The function of bipolar plates in fuel cells is to conduct electrons, distribute reactive gas and assist in discharging generated water, which requires that the bipolar plate material is a good conductor of electricity and heat, has a certain strength and gas density. In terms of performance stability, the bipolar plate is required to have corrosion resistance in the fuel cell acidic (pH=2 ~ 3), potential (~ 1.1V), wet and hot (gas-water two-phase flow, ~ 80℃) environment, and is compatible with other fuel cell components and materials without pollution, and has a certain hydrophobicity to assist the discharge of water generated by the battery. From the aspect of productization, the bipolar plate material is required to be easy to process and low cost. The bipolar plate materials commonly used in fuel cells include hard carbon plate, composite bipolar plate and metal bipolar plate.

The Fuel Cell Stack is the core of the fuel cell power generation system. Usually in order to meet certain power and voltage requirements, the stack is usually formed by hundreds of single batteries in series, and the reaction gas, water, refrigerant and other fluids are usually in parallel or in a specially designed way (such as series parallel) through each single battery. The uniformity of fuel cell stack is an important factor restricting the performance of fuel cell stack.

3. Main types of fuel cells

Normally, fuel cells can be divided into phosphate fuel cells, solid oxide fuel cells, alkaline fuel cells, proton exchange membrane fuel cells, lysocarbonate fuel cells, etc., as shown in Table 1. In recent years, with the deepening of the research on fuel cells, direct carbon fuel cells, microbial fuel cells, direct methanol fuel cells, glucose /O2 enzyme fuel cells and so on have been gradually born. Among the above categories, the earliest fuel cells to be developed are phosphoric acid fuel cells and alkaline fuel cells, also known as the first generation of fuel cells, which have developed more mature technologies. The second generation fuel cell is a molten carbonate fuel cell, and the third generation fuel cell is a solid oxide fuel cell.
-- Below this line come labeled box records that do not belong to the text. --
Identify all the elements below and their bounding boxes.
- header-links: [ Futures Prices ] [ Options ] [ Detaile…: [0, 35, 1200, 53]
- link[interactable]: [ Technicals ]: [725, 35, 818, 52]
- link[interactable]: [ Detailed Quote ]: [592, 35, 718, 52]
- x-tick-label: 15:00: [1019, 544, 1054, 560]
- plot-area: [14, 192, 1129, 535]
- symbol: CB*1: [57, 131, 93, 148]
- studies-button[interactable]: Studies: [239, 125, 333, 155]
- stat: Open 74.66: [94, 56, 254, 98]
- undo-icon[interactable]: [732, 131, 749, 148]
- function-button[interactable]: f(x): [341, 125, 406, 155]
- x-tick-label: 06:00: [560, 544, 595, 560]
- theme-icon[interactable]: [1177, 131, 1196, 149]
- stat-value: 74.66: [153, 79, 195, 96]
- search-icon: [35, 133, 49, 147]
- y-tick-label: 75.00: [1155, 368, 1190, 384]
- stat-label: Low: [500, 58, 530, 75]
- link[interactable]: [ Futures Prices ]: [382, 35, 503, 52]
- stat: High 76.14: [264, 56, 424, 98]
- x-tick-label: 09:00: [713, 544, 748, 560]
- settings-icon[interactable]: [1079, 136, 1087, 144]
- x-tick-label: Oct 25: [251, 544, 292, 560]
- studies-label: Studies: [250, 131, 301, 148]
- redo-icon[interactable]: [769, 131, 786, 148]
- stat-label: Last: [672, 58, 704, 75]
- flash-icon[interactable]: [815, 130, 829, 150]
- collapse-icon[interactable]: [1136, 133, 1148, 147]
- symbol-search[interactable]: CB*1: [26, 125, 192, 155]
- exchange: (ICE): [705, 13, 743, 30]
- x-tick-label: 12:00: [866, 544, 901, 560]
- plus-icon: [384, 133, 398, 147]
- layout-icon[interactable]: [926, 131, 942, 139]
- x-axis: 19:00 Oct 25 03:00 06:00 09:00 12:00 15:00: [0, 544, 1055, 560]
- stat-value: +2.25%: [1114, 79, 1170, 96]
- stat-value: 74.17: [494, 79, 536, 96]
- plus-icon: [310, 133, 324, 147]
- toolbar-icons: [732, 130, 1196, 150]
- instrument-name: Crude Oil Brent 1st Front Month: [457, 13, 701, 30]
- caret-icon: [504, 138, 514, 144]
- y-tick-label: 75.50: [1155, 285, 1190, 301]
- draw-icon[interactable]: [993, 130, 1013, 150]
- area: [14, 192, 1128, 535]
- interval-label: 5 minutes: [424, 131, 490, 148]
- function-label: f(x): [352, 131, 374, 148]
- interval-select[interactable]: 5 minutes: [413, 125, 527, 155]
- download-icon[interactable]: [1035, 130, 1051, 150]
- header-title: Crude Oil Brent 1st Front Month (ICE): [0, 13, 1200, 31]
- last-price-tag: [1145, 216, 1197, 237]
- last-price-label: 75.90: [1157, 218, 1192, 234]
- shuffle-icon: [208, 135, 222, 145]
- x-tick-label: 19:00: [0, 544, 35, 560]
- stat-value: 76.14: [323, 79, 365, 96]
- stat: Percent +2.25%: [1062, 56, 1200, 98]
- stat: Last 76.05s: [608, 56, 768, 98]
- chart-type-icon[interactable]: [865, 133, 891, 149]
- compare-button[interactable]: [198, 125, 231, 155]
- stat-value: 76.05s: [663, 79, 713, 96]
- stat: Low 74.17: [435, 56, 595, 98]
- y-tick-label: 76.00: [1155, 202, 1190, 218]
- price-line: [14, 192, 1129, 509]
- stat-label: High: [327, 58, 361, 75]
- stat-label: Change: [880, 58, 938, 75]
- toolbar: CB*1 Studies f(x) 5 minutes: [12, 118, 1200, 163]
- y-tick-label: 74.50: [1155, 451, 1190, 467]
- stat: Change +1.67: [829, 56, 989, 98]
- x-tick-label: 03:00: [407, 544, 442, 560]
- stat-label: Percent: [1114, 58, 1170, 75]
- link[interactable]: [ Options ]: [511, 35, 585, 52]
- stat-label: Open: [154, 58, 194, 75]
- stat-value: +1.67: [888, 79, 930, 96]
4. Current status and future R&D direction

China has a layout in the vehicle, system and stack, but there are still fewer relevant enterprises in the parts and components, especially the most basic key materials and components, such as proton exchange membrane, carbon paper, catalyst, air compressor, hydrogen circulation pump, etc. Although relevant domestic enterprises have begun to intervene, there is still a large gap in reliability and durability compared with international advanced products, and most of the key components and key materials are still dependent on imports.
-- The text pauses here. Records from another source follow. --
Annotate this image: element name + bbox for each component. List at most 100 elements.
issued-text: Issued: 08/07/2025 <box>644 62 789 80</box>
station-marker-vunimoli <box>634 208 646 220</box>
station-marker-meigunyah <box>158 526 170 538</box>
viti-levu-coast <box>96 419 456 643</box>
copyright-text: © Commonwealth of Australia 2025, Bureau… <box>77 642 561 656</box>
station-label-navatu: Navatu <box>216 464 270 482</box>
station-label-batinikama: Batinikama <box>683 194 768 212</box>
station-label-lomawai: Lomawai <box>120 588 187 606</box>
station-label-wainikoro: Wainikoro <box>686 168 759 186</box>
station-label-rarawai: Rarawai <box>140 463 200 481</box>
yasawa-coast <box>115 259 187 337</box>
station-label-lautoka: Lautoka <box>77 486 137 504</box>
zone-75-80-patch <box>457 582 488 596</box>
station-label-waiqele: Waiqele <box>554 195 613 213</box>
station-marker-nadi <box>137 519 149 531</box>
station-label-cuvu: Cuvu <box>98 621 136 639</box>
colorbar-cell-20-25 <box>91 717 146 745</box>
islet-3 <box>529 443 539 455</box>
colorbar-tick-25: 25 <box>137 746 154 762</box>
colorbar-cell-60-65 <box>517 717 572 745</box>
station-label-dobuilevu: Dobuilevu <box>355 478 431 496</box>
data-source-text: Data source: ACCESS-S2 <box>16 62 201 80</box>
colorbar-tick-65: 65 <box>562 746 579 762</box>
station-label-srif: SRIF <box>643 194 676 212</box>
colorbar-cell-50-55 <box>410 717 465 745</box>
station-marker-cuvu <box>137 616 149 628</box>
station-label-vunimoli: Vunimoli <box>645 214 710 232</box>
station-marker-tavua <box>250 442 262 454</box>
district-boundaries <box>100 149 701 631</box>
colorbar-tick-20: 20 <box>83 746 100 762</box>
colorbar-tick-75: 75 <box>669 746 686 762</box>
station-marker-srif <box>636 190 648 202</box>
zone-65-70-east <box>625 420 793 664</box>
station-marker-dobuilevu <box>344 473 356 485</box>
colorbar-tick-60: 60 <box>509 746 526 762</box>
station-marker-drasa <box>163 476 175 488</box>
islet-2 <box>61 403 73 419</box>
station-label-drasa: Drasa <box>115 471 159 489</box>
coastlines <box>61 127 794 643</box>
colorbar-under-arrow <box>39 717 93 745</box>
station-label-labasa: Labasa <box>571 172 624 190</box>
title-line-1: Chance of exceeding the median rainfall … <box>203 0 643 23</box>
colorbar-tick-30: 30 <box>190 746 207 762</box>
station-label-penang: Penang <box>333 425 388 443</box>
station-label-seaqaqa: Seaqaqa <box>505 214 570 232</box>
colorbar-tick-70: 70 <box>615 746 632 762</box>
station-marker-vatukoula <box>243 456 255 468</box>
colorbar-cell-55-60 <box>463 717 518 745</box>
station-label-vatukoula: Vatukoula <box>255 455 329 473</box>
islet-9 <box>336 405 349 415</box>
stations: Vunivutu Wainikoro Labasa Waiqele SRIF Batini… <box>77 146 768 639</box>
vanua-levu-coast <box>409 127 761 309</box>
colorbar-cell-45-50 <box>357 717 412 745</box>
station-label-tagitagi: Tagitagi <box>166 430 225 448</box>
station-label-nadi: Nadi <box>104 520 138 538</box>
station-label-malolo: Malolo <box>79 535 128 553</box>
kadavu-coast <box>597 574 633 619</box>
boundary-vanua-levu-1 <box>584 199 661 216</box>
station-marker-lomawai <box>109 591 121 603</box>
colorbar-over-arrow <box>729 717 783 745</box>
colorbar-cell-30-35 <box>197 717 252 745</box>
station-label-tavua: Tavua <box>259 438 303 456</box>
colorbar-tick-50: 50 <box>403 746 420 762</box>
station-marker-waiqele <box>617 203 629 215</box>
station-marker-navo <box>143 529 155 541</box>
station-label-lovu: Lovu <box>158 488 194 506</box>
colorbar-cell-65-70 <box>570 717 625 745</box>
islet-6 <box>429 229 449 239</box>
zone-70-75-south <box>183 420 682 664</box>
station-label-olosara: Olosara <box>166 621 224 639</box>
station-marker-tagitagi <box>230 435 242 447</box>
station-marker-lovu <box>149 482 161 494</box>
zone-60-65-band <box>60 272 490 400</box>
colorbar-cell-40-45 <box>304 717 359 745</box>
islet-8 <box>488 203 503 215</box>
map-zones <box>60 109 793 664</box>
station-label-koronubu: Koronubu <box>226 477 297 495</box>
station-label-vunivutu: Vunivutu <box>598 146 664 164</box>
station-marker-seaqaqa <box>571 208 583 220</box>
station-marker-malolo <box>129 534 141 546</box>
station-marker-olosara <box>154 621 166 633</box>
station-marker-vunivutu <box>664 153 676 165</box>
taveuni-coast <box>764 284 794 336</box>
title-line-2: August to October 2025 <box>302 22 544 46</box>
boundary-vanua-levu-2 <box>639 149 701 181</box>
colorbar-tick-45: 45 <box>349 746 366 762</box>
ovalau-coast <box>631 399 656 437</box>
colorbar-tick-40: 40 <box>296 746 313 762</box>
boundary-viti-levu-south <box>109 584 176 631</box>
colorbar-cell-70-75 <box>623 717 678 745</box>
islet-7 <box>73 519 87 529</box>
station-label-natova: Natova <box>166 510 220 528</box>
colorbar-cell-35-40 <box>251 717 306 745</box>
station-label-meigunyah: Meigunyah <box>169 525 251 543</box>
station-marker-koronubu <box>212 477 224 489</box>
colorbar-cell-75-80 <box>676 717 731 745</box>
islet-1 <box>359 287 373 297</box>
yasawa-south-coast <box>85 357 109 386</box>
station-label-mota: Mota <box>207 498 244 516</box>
Although fuel cell vehicles are developing rapidly, from the perspective of commercialization requirements, there is still a certain gap in China's automotive fuel cell technology, and the future needs to strengthen the layout of the following aspects:

1) Improve fuel cell stack performance and specific power. At present, the power level of domestic fuel cell vehicle stack is still generally low. Domestic automotive fuel cell piles are mainly 30 ~ 50 kW, which is far from the fuel cell power level of about 100 kW for international premium vehicles.

2) Improve the durability of the fuel cell. Improving the durability of fuel cell stacks and systems is a prerequisite for fuel cell commercialization. At present, improving the system control strategy is one of the effective ways to improve the durability of fuel cell vehicles.